Bir kısmı 15.yy. başlarında Germiyanoğlu II.Yakup Beyin subaşısı ve kader arkadaşı olan Hisar Bey tarafından yaptırılmış, ondan oğluna miras kalmış, oğlu da Osmanlı Hükümdarı II.Beyazid’ in izni ile hamama küçük bir kadınlar bölümü ilave ettirilmiştir.

Hamam son şeklini bu ilave ile 1848’ de almıştır. Zaman zaman çeşitli onarımlar geçiren ve başka amaçlarla da kullanılan hamam halen erkekler hamamı olarak kullanılmaktadır.



40-EYDEMİR HAMAMI (Elvan Bey Hamamı):

Cumhuriyet caddesinin sonunda, mevlevihanenin güneydoğusundadır.
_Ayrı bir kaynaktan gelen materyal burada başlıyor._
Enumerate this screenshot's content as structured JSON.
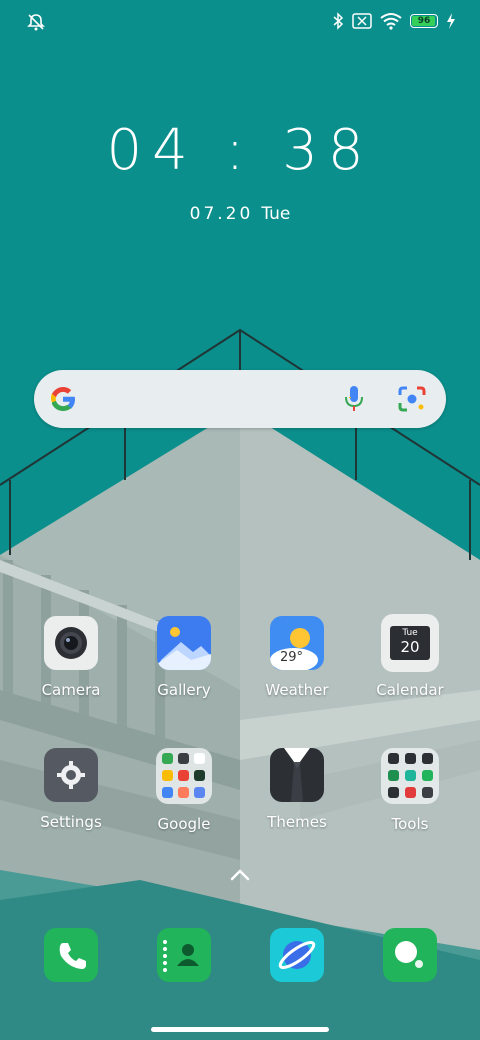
{
  "status_bar": {
    "battery_level": "96",
    "icons": [
      "do-not-disturb-icon",
      "bluetooth-icon",
      "no-sim-icon",
      "wifi-icon",
      "battery-icon",
      "charging-icon"
    ]
  },
  "clock": {
    "time": "04 : 38",
    "date": "07.20",
    "day": "Tue"
  },
  "search": {
    "icons": [
      "google-logo",
      "mic-icon",
      "lens-icon"
    ]
  },
  "apps": [
    {
      "label": "Camera"
    },
    {
      "label": "Gallery"
    },
    {
      "label": "Weather",
      "temperature": "29°"
    },
    {
      "label": "Calendar",
      "day": "Tue",
      "date": "20"
    },
    {
      "label": "Settings"
    },
    {
      "label": "Google"
    },
    {
      "label": "Themes"
    },
    {
      "label": "Tools"
    }
  ],
  "dock": [
    {
      "name": "Phone"
    },
    {
      "name": "Contacts"
    },
    {
      "name": "Browser"
    },
    {
      "name": "Messages"
    }
  ],
  "colors": {
    "wallpaper": "#0b8f8c",
    "dock_green": "#22b45a",
    "accent_blue": "#3a7de0"
  }
}
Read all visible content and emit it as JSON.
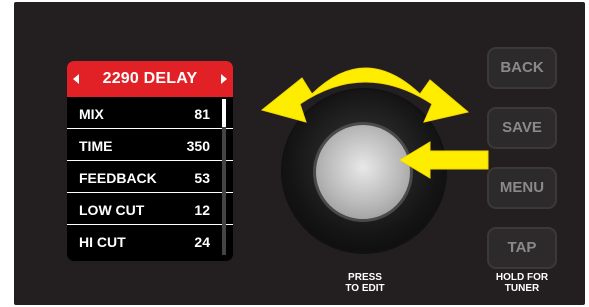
{
  "colors": {
    "panel": "#231f20",
    "header_red": "#e22126",
    "arrow_yellow": "#ffed00",
    "button_text": "#8a8a8a"
  },
  "display": {
    "title": "2290 DELAY",
    "rows": [
      {
        "label": "MIX",
        "value": "81"
      },
      {
        "label": "TIME",
        "value": "350"
      },
      {
        "label": "FEEDBACK",
        "value": "53"
      },
      {
        "label": "LOW CUT",
        "value": "12"
      },
      {
        "label": "HI CUT",
        "value": "24"
      }
    ]
  },
  "knob": {
    "caption_line1": "PRESS",
    "caption_line2": "TO EDIT"
  },
  "buttons": {
    "back": "BACK",
    "save": "SAVE",
    "menu": "MENU",
    "tap": "TAP",
    "tap_caption_line1": "HOLD FOR",
    "tap_caption_line2": "TUNER"
  },
  "icons": {
    "rotate": "double-headed-curved-arrow-icon",
    "press": "left-arrow-icon"
  }
}
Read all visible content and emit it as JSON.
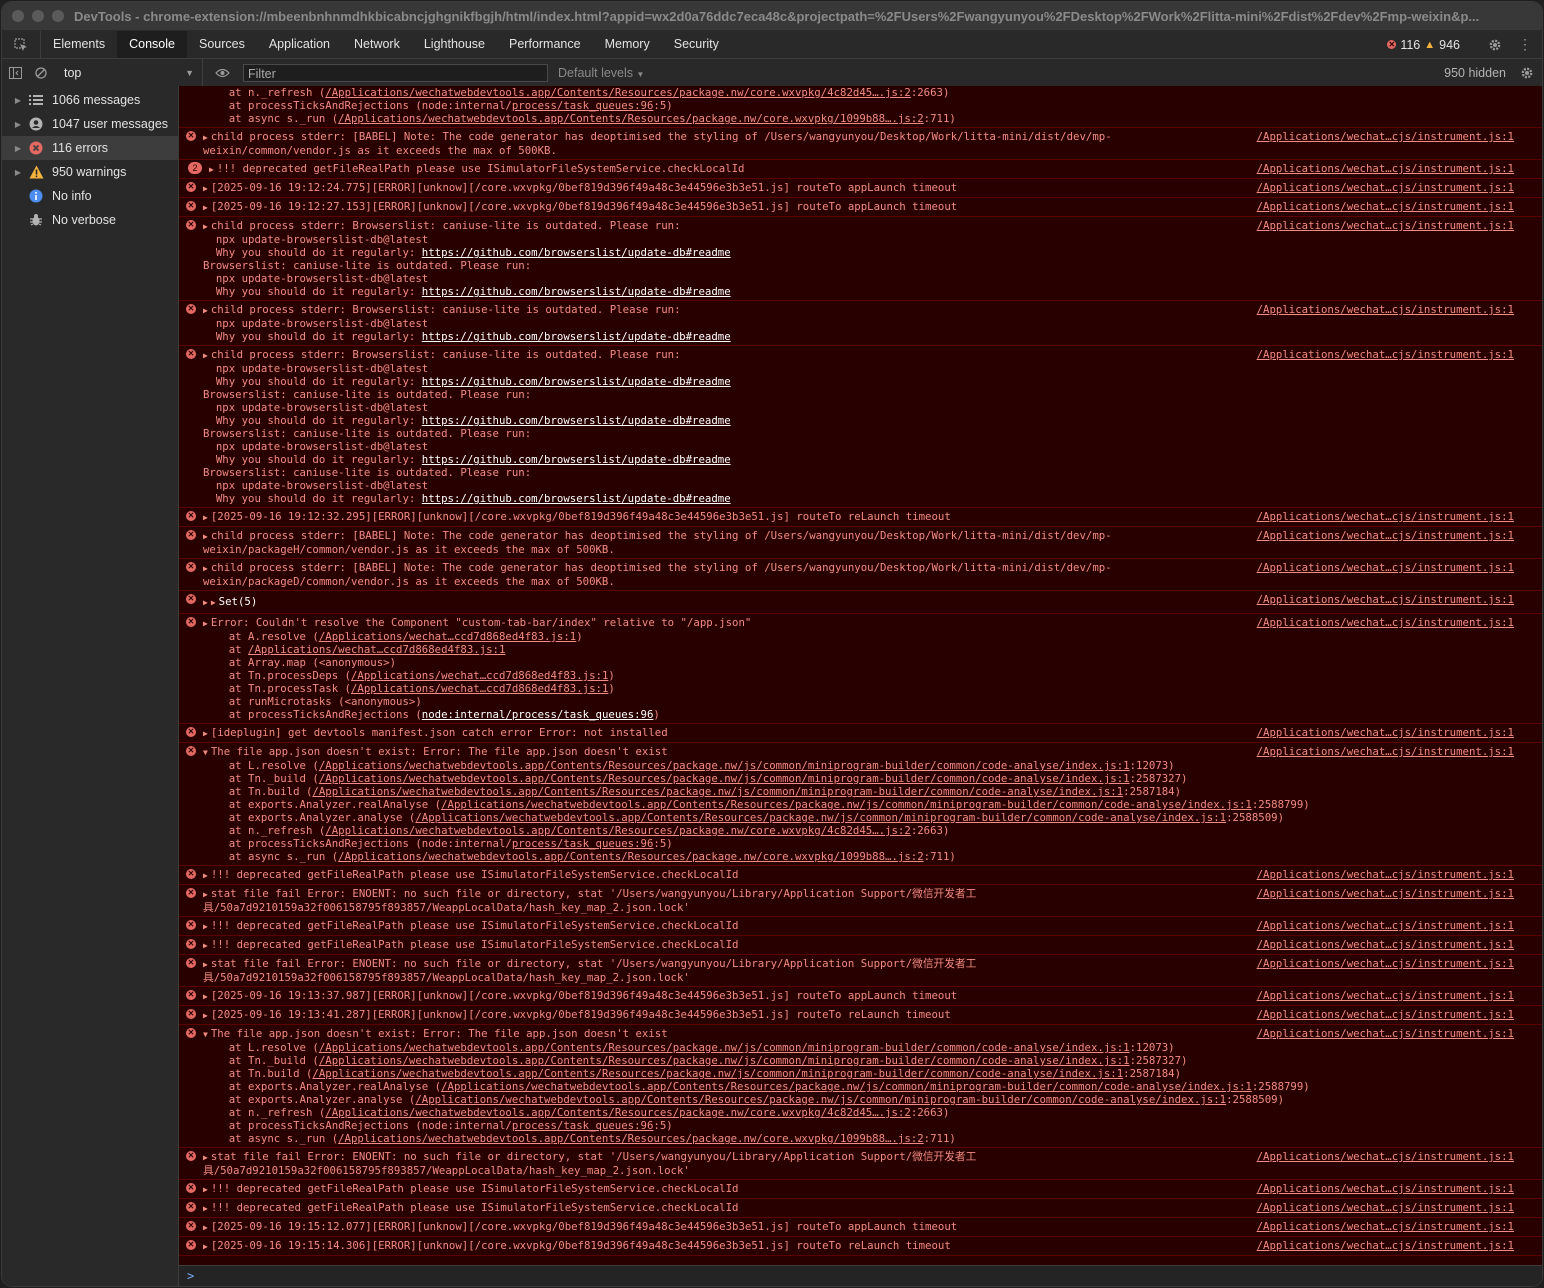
{
  "window": {
    "title": "DevTools - chrome-extension://mbeenbnhnmdhkbicabncjghgnikfbgjh/html/index.html?appid=wx2d0a76ddc7eca48c&projectpath=%2FUsers%2Fwangyunyou%2FDesktop%2FWork%2Flitta-mini%2Fdist%2Fdev%2Fmp-weixin&p..."
  },
  "tabs": [
    {
      "label": "Elements",
      "active": false
    },
    {
      "label": "Console",
      "active": true
    },
    {
      "label": "Sources",
      "active": false
    },
    {
      "label": "Application",
      "active": false
    },
    {
      "label": "Network",
      "active": false
    },
    {
      "label": "Lighthouse",
      "active": false
    },
    {
      "label": "Performance",
      "active": false
    },
    {
      "label": "Memory",
      "active": false
    },
    {
      "label": "Security",
      "active": false
    }
  ],
  "counts": {
    "errors": "116",
    "warnings": "946"
  },
  "toolbar": {
    "context": "top",
    "filter_placeholder": "Filter",
    "levels": "Default levels",
    "hidden": "950 hidden"
  },
  "sidebar": {
    "items": [
      {
        "label": "1066 messages",
        "icon": "list-icon"
      },
      {
        "label": "1047 user messages",
        "icon": "user-icon"
      },
      {
        "label": "116 errors",
        "icon": "error-icon"
      },
      {
        "label": "950 warnings",
        "icon": "warning-icon"
      },
      {
        "label": "No info",
        "icon": "info-icon"
      },
      {
        "label": "No verbose",
        "icon": "bug-icon"
      }
    ]
  },
  "src": "/Applications/wechat…cjs/instrument.js:1",
  "messages": {
    "m0": {
      "l1": "    at n._refresh (",
      "u1": "/Applications/wechatwebdevtools.app/Contents/Resources/package.nw/core.wxvpkg/4c82d45….js:2",
      "t1": ":2663)",
      "l2": "    at processTicksAndRejections (node:internal/",
      "u2": "process/task_queues:96",
      "t2": ":5)",
      "l3": "    at async s._run (",
      "u3": "/Applications/wechatwebdevtools.app/Contents/Resources/package.nw/core.wxvpkg/1099b88….js:2",
      "t3": ":711)"
    },
    "m1": {
      "l1": "child process stderr: [BABEL] Note: The code generator has deoptimised the styling of /Users/wangyunyou/Desktop/Work/litta-mini/dist/dev/mp-",
      "l2": "weixin/common/vendor.js as it exceeds the max of 500KB."
    },
    "m2": {
      "badge": "2",
      "l1": "!!! deprecated getFileRealPath please use ISimulatorFileSystemService.checkLocalId"
    },
    "m3": {
      "l1": "[2025-09-16 19:12:24.775][ERROR][unknow][/core.wxvpkg/0bef819d396f49a48c3e44596e3b3e51.js] routeTo appLaunch timeout"
    },
    "m4": {
      "l1": "[2025-09-16 19:12:27.153][ERROR][unknow][/core.wxvpkg/0bef819d396f49a48c3e44596e3b3e51.js] routeTo appLaunch timeout"
    },
    "bl": {
      "a": "child process stderr: Browserslist: caniuse-lite is outdated. Please run:",
      "b": "  npx update-browserslist-db@latest",
      "c": "  Why you should do it regularly: ",
      "url": "https://github.com/browserslist/update-db#readme",
      "d": "Browserslist: caniuse-lite is outdated. Please run:"
    },
    "m8": {
      "l1": "[2025-09-16 19:12:32.295][ERROR][unknow][/core.wxvpkg/0bef819d396f49a48c3e44596e3b3e51.js] routeTo reLaunch timeout"
    },
    "m9": {
      "l1": "child process stderr: [BABEL] Note: The code generator has deoptimised the styling of /Users/wangyunyou/Desktop/Work/litta-mini/dist/dev/mp-",
      "l2": "weixin/packageH/common/vendor.js as it exceeds the max of 500KB."
    },
    "m10": {
      "l1": "child process stderr: [BABEL] Note: The code generator has deoptimised the styling of /Users/wangyunyou/Desktop/Work/litta-mini/dist/dev/mp-",
      "l2": "weixin/packageD/common/vendor.js as it exceeds the max of 500KB."
    },
    "m11": {
      "l1": "Set(5)"
    },
    "m12": {
      "l1": "Error: Couldn't resolve the Component \"custom-tab-bar/index\" relative to \"/app.json\"",
      "l2a": "    at A.resolve (",
      "l2u": "/Applications/wechat…ccd7d868ed4f83.js:1",
      "l2b": ")",
      "l3a": "    at ",
      "l3u": "/Applications/wechat…ccd7d868ed4f83.js:1",
      "l4": "    at Array.map (<anonymous>)",
      "l5a": "    at Tn.processDeps (",
      "l5u": "/Applications/wechat…ccd7d868ed4f83.js:1",
      "l6a": "    at Tn.processTask (",
      "l6u": "/Applications/wechat…ccd7d868ed4f83.js:1",
      "l7": "    at runMicrotasks (<anonymous>)",
      "l8a": "    at processTicksAndRejections (",
      "l8u": "node:internal/process/task_queues:96",
      "l8b": ")"
    },
    "m13": {
      "l1": "[ideplugin] get devtools manifest.json catch error Error: not installed"
    },
    "fnf": {
      "l1": "The file app.json doesn't exist: Error: The file app.json doesn't exist",
      "a1": "    at L.resolve (",
      "u1": "/Applications/wechatwebdevtools.app/Contents/Resources/package.nw/js/common/miniprogram-builder/common/code-analyse/index.js:1",
      "t1": ":12073)",
      "a2": "    at Tn._build (",
      "u2": "/Applications/wechatwebdevtools.app/Contents/Resources/package.nw/js/common/miniprogram-builder/common/code-analyse/index.js:1",
      "t2": ":2587327)",
      "a3": "    at Tn.build (",
      "u3": "/Applications/wechatwebdevtools.app/Contents/Resources/package.nw/js/common/miniprogram-builder/common/code-analyse/index.js:1",
      "t3": ":2587184)",
      "a4": "    at exports.Analyzer.realAnalyse (",
      "u4": "/Applications/wechatwebdevtools.app/Contents/Resources/package.nw/js/common/miniprogram-builder/common/code-analyse/index.js:1",
      "t4": ":2588799)",
      "a5": "    at exports.Analyzer.analyse (",
      "u5": "/Applications/wechatwebdevtools.app/Contents/Resources/package.nw/js/common/miniprogram-builder/common/code-analyse/index.js:1",
      "t5": ":2588509)"
    },
    "dep": {
      "l1": "!!! deprecated getFileRealPath please use ISimulatorFileSystemService.checkLocalId"
    },
    "stat": {
      "l1": "stat file fail Error: ENOENT: no such file or directory, stat '/Users/wangyunyou/Library/Application Support/微信开发者工",
      "l2": "具/50a7d9210159a32f006158795f893857/WeappLocalData/hash_key_map_2.json.lock'"
    },
    "m22": {
      "l1": "[2025-09-16 19:13:37.987][ERROR][unknow][/core.wxvpkg/0bef819d396f49a48c3e44596e3b3e51.js] routeTo appLaunch timeout"
    },
    "m23": {
      "l1": "[2025-09-16 19:13:41.287][ERROR][unknow][/core.wxvpkg/0bef819d396f49a48c3e44596e3b3e51.js] routeTo reLaunch timeout"
    },
    "m28": {
      "l1": "[2025-09-16 19:15:12.077][ERROR][unknow][/core.wxvpkg/0bef819d396f49a48c3e44596e3b3e51.js] routeTo appLaunch timeout"
    },
    "m29": {
      "l1": "[2025-09-16 19:15:14.306][ERROR][unknow][/core.wxvpkg/0bef819d396f49a48c3e44596e3b3e51.js] routeTo reLaunch timeout"
    }
  },
  "prompt": ">"
}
Ahi Erbasan caddesi ile Eydemir sokakları köşesinde yer alır. 15.yy. ortalarından kalmadır. Eski adı Elvan Bey Hamamı olarak geçen hamamı yaptıran Elvan Bey' den kaynaklar Çaşnıgir Başı olarak bahseder. Kitabesi ve hakkında daha kesin malumat alabileceğimiz bir belge henüz yoktur. Son yıllardaki onarımların hamamın eski şeklinde fazla değişiklik yapmadığı sanılmaktadır.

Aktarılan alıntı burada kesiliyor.